HAKSIZ YERE ALINAN ELEKTRİK FİYATI TUTARI 33 MİLYAR LİRA
Bunları şunun için anlatıyorum: Şimdi, bugünlerde Türkiye Büyük Millet Meclisini büyük bir ahlaksızlığa ortak etmek istiyorlar. Diyeceksiniz ki nedir bu ahlaksızlık? Hepimizin evinde elektrik var, elektrik sayacımız var, elektriğimizi kullanırız, olabildiğince tasarruflu kullanırız, zamanı geldiğinde fatura gelir, götürüp parasını öderiz. Ama o faturalarda şu yazılıydı: Kayıp ve kaçak bedeli. Neydi bu? Birisi elektriği kaçak kullanıyor, faturayı kime kesiyorlar? Elektriği düzgün kullanana! Bunun adı, Allah aşkına, ahlaksızlık değil mi, ahlaksızlığın dik alası. Başkası kaçırıyorsa git yakala, cezasını ver. Bir daha kaçırmasın. Ne yapıyorlar? “Önemli değil, o kaçırmaya devam etsin. Ben de malı götürüyorum, o da malı götürsün” diyor. Faturayı kime keseceğiz? Gariban vatandaşa.
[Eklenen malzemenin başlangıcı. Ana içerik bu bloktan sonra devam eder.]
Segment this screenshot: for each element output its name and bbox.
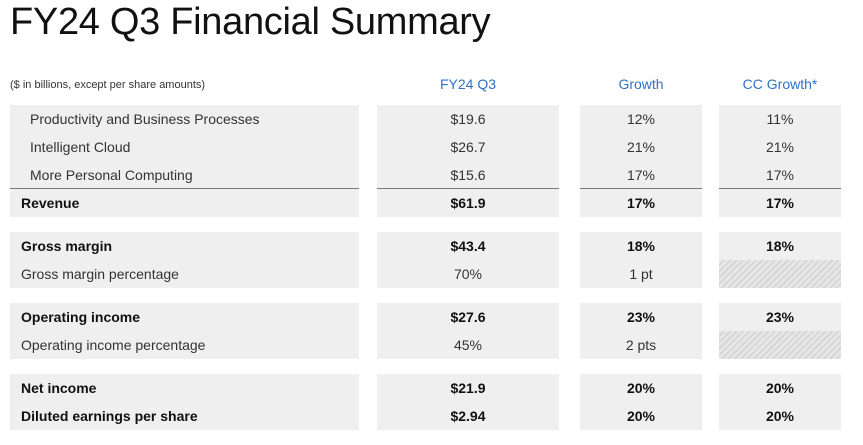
row-label-intelligent-cloud: Intelligent Cloud (30, 139, 131, 155)
cell-growth-gross-margin: 18% (626, 238, 656, 254)
cell-cc-more-personal-computing: 17% (765, 167, 795, 183)
growth-block-gross-margin (580, 232, 702, 288)
revenue-divider (10, 188, 359, 189)
cc-block-operating-income (719, 303, 841, 331)
cell-cc-net-income: 20% (765, 380, 795, 396)
cell-cc-productivity: 11% (766, 111, 794, 127)
fy-block-operating-income (377, 303, 559, 359)
cell-growth-more-personal-computing: 17% (626, 167, 656, 183)
label-block-net-income (10, 374, 359, 430)
cell-growth-intelligent-cloud: 21% (626, 139, 656, 155)
growth-block-operating-income (580, 303, 702, 359)
column-header-growth: Growth (618, 76, 664, 92)
row-label-operating-income-percentage: Operating income percentage (21, 337, 206, 353)
cell-cc-revenue: 17% (765, 195, 795, 211)
cell-cc-gross-margin: 18% (765, 238, 795, 254)
row-label-diluted-eps: Diluted earnings per share (21, 408, 198, 424)
column-header-fy24-q3: FY24 Q3 (439, 76, 497, 92)
label-block-gross-margin (10, 232, 359, 288)
label-block-operating-income (10, 303, 359, 359)
fy-block-gross-margin (377, 232, 559, 288)
cc-block-gross-margin (719, 232, 841, 260)
row-label-productivity: Productivity and Business Processes (30, 111, 260, 127)
units-caption: ($ in billions, except per share amounts… (10, 79, 206, 91)
cell-cc-intelligent-cloud: 21% (765, 139, 795, 155)
revenue-divider (719, 188, 841, 189)
cell-growth-gross-margin-percentage: 1 pt (629, 266, 653, 282)
cell-fy-productivity: $19.6 (450, 111, 486, 127)
growth-block-net-income (580, 374, 702, 430)
growth-block-revenue-group (580, 105, 702, 217)
fy-block-net-income (377, 374, 559, 430)
cell-growth-diluted-eps: 20% (626, 408, 656, 424)
row-label-more-personal-computing: More Personal Computing (30, 167, 193, 183)
row-label-operating-income: Operating income (21, 309, 141, 325)
page-title: FY24 Q3 Financial Summary (10, 1, 491, 43)
label-block-revenue-group (10, 105, 359, 217)
hatched-cell (719, 331, 841, 359)
row-label-gross-margin-percentage: Gross margin percentage (21, 266, 179, 282)
cell-fy-operating-income: $27.6 (450, 309, 486, 325)
cell-cc-operating-income: 23% (765, 309, 795, 325)
fy-block-revenue-group (377, 105, 559, 217)
cell-fy-operating-income-percentage: 45% (453, 337, 483, 353)
cell-fy-gross-margin: $43.4 (450, 238, 486, 254)
cc-block-revenue-group (719, 105, 841, 217)
row-label-gross-margin: Gross margin (21, 238, 113, 254)
cell-growth-operating-income-percentage: 2 pts (625, 337, 657, 353)
cell-fy-diluted-eps: $2.94 (450, 408, 486, 424)
cell-fy-intelligent-cloud: $26.7 (450, 139, 486, 155)
cc-block-net-income (719, 374, 841, 430)
hatched-cell (719, 260, 841, 288)
cell-fy-revenue: $61.9 (450, 195, 486, 211)
cell-fy-more-personal-computing: $15.6 (450, 167, 486, 183)
cell-growth-operating-income: 23% (626, 309, 656, 325)
row-label-revenue: Revenue (21, 195, 80, 211)
revenue-divider (377, 188, 559, 189)
cell-growth-net-income: 20% (626, 380, 656, 396)
cell-cc-diluted-eps: 20% (765, 408, 795, 424)
row-label-net-income: Net income (21, 380, 97, 396)
cell-growth-productivity: 12% (626, 111, 656, 127)
cell-growth-revenue: 17% (626, 195, 656, 211)
cell-fy-net-income: $21.9 (450, 380, 486, 396)
column-header-cc-growth: CC Growth* (742, 76, 818, 92)
cell-fy-gross-margin-percentage: 70% (453, 266, 483, 282)
revenue-divider (580, 188, 702, 189)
Bakın değerli arkadaşlar, şimdi, kayıp kaçak bedeli geldiği zaman Tüketici Dernekleri mahkemelere başvurdular “Vatandaş niye kayıp kaçak bedelini ödesin? Ben elektriğimi düzgün kullanıyorum, sayacım orada, fatura geliyor ödüyorum, ben niye bunu ödeyeceğim?” diye mahkemeye gittiler. Mahkeme dedi ki “Vatandaş haklı, siz, kayıp kaçak bedelini vatandaştan alamazsınız. Kim elektriği kaçırıyorsa gidin onu yakalayın alın.” Yargıtay’a itiraz ettiler, Yargıtay da “Vatandaş haklı kardeşim, kayıp kaçak bedelini normal vatandaştan alamazsınız” dedi. Kaç lira fatura kesildi size biliyor musunuz? Sizden haksız yere alınan elektrik fiyatı tutarı nedir biliyor musunuz? 33 milyar lira, eski parayla 33 katrilyon lira parayı sizden geri aldılar. Şimdi, Yargıtay kararı çıktı, 33 milyar liranın elektrik tüketen, kayıp kaçağa yol açmayan vatandaşa geri ödenmesi lazım, mahkeme kararı çıktı. Şimdi, Meclise kanun getiriyorlar “O parayı almayalım, yine hırsızlara iade edelim o parayı” diyorlar. Bunun hesabını sormazsak namerdiz, sonuna kadar soracağız.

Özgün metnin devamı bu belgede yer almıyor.